First of all…If you are a dps the optimal way to level is actually to do quests while you wait in que. And that’s what most people will do because most people are dps. That’s why having LFD makes for a more varied leveling experience instead of just questing because you can’t find a group for a low lvl dungeon.
Second…Even if it’s optimal to lvl only through LFD like if you are a tank/healer…they can just increase the questing exp rate to compensate and leave you with a choice instead of being forced into questing as a dps spec.
Third… ‘‘if you want convenience go play retail’’ makes NO SENSE WHATSOEVER when talking about a feature that actually came in Wotlk. Sure let’s just remove dual spec , battleground NPCs in major cities , warlock summoning inside instances and any other convenient thing ever added in classic because you always have retail if you don’t like it ! Because the only difference between retail and classic is a few convenience features right??
I was completely astounded when an actual game dev spouted such nonsense during the announcement.
But if you really want to go down that ‘‘logic’’…here is a way that makes at least a bit more sense. How about the people that don’t like LFD just go play vanilla classic or whatever else instead of a classic version of an expansion that actually had the feature??
Thats another feature that should not be removed. Blizzard added it because they realized swapping 6 glyphs every time you want to switch between tank/dps or pvp/pve spec, is just too much. If there were no glyphs like in tbc, having no dual spec wouldnt be so bad. But playing 2 roles or pve and pvp will cost 10 times the amount of gold it does now.
And regarding the topic, its not the wotlk fans that should play retail, if they want wotlk-features, its the ones hating these features, that should keep playing vanilla or tbc instead of trying to turn wotlk into tbc 2.0. FAITHFUL RECREATION of an expansion is what we wanted, not vanilla with wotlk content.
Which TBC? For the majority of wrath LFD didn’t exist, and LFD is not content, it is a system of how you group up to do actual content. To indirectly claim people who do not want it in the game are not “wotlk” fans is just grossly dishonest, but yeah, go to retail.

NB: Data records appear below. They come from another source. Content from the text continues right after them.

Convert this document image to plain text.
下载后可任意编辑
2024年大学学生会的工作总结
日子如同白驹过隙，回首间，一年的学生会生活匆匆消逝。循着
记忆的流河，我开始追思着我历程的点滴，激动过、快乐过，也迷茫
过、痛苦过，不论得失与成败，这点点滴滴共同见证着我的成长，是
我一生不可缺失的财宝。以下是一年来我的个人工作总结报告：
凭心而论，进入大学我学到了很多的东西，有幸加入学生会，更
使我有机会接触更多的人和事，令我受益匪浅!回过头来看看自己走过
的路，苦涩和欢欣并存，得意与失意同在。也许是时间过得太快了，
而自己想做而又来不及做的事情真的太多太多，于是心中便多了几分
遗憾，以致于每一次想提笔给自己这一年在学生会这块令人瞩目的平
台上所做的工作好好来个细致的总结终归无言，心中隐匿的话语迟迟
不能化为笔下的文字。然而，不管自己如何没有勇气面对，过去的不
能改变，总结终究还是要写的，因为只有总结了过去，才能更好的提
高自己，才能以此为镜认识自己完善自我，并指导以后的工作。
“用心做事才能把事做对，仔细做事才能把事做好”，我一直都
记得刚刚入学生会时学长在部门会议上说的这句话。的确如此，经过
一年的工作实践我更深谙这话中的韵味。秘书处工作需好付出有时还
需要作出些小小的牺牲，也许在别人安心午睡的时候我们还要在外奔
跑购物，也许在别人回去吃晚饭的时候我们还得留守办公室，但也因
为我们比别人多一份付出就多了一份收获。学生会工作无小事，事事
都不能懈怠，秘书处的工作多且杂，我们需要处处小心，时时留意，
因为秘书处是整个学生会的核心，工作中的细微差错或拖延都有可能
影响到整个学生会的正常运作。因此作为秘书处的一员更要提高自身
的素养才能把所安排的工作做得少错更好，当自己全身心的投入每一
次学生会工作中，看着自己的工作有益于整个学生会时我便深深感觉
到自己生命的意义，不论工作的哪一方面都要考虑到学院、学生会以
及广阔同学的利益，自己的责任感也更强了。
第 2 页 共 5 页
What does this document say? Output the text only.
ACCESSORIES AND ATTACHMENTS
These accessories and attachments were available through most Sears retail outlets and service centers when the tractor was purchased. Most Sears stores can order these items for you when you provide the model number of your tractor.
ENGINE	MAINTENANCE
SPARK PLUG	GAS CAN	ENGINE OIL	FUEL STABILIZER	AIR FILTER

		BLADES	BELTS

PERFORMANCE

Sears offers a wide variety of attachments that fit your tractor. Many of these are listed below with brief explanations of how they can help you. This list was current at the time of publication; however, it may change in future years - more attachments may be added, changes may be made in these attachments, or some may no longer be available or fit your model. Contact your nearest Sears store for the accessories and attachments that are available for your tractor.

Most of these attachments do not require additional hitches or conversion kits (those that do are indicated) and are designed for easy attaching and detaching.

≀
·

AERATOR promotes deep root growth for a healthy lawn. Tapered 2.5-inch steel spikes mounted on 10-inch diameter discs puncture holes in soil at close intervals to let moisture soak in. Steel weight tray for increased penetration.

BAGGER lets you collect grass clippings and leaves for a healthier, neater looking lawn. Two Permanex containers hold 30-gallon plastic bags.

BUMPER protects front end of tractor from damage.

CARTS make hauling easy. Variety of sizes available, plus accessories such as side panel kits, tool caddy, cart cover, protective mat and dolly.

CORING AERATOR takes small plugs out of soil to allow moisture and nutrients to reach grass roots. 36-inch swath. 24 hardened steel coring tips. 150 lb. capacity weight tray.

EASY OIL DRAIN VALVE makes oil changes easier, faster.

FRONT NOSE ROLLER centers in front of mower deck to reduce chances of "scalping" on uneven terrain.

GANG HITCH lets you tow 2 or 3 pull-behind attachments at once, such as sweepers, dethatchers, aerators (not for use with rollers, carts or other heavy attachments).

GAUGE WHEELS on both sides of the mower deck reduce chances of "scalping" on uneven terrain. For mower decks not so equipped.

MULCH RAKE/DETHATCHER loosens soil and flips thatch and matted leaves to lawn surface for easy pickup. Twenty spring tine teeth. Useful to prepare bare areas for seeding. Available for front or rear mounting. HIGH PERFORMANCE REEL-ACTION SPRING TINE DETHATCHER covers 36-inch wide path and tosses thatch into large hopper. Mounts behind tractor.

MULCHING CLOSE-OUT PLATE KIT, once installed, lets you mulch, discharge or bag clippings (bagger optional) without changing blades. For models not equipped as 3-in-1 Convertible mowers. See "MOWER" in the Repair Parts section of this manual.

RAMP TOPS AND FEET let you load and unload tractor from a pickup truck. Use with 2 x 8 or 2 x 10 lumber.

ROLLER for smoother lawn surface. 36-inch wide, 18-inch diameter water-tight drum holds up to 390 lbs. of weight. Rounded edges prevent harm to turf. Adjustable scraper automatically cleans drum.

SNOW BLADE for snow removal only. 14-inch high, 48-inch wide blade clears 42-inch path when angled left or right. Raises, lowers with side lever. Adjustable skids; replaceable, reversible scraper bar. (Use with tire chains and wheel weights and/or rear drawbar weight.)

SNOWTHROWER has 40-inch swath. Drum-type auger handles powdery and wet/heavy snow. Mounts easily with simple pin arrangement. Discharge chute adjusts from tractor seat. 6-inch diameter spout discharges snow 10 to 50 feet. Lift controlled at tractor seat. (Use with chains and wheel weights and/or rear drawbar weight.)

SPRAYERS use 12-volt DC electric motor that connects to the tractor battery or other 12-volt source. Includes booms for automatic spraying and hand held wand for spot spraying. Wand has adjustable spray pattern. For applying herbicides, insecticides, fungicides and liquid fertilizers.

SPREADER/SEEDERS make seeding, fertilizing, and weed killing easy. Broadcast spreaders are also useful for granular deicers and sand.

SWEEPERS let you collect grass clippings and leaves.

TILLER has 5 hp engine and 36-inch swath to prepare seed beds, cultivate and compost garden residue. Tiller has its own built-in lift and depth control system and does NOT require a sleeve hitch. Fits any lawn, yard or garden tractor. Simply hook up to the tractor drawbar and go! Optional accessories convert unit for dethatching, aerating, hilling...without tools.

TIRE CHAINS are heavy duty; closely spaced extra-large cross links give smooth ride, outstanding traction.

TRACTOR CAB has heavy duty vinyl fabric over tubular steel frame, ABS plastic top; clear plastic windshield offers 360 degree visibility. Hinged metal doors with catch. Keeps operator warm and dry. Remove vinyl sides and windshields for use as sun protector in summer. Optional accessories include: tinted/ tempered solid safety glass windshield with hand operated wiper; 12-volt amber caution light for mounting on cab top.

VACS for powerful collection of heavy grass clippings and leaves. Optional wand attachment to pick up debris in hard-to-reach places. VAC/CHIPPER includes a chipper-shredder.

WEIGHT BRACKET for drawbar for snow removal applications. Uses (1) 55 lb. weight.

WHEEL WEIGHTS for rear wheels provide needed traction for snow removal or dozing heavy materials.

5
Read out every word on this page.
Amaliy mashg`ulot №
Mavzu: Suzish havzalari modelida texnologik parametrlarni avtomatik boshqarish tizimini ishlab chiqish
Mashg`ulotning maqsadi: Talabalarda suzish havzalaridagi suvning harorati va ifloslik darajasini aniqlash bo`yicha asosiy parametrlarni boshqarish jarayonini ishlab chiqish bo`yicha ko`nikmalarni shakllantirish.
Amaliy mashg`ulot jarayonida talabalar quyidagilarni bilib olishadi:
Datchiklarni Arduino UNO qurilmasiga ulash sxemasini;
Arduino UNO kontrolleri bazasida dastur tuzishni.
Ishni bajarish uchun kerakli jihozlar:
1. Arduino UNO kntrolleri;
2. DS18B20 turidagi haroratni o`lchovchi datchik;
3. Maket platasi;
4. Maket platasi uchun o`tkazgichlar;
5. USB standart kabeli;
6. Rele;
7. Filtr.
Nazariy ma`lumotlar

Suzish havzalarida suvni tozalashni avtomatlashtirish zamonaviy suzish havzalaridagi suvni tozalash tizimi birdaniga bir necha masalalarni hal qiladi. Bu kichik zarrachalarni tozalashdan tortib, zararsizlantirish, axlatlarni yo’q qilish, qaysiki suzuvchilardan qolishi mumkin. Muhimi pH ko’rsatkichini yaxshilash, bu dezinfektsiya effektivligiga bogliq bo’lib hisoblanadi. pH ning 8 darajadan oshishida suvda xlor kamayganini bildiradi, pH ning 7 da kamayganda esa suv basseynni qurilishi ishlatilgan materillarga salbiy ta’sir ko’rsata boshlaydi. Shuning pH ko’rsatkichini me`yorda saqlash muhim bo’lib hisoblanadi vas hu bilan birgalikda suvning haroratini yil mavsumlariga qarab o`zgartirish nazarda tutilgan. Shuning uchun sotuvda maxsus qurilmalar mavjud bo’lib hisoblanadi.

When all other arguments have failed they always pull the good ol’ “gO tO rEtAiL”, which funnily enough makes even less sense than all their other arguments.
You know they lost at that point.
Anti lfd enthusiasts dont seem to have better arguments, so we need to accept that they claim there is not any noticeable difference between faithful recreated wotlk and retail. The best argument up to this point is cross realm social accountability, which is a legit concern. However, considering the dead realms, these players have two options without lfd: either dont play dungeons at all or transfer to another server.
As I stated, it would be possible to make lfd cross server only or at least prioritize cross server before expanding the search.
Most lfd-advocates would be alright with adding rfd later like it was back in the day, but not adding it at all is neither faithful recreation, nor does it address the current queuing problems with overly spammed lfg-chat/bulletin or dead servers.
Thats not even an argument. You think “classic” is like vanilla forever. We wanted to play old expansions, because we liked them as they were. Every expansion had new features, many because they were needed when the game changed (like dual spec was needed when glyphs made respeccing regularly too expensive). They stacked up each time until we reached the currently newest expansion. If you dont want new features, old expansions besides classic vanilla arent ment for you. Flying mounts, arenas, catchup mechanics, dual spec, rdf, they all are part of a process. If you dont like the process, you should stop at whichever expansion you think its enough - not trying to create vanilla with new worlds.
Personally I found every expansion after wotlk heavily lacking class design/pvp wise and quit within few months of each expansion (didnt play wod and bfa though).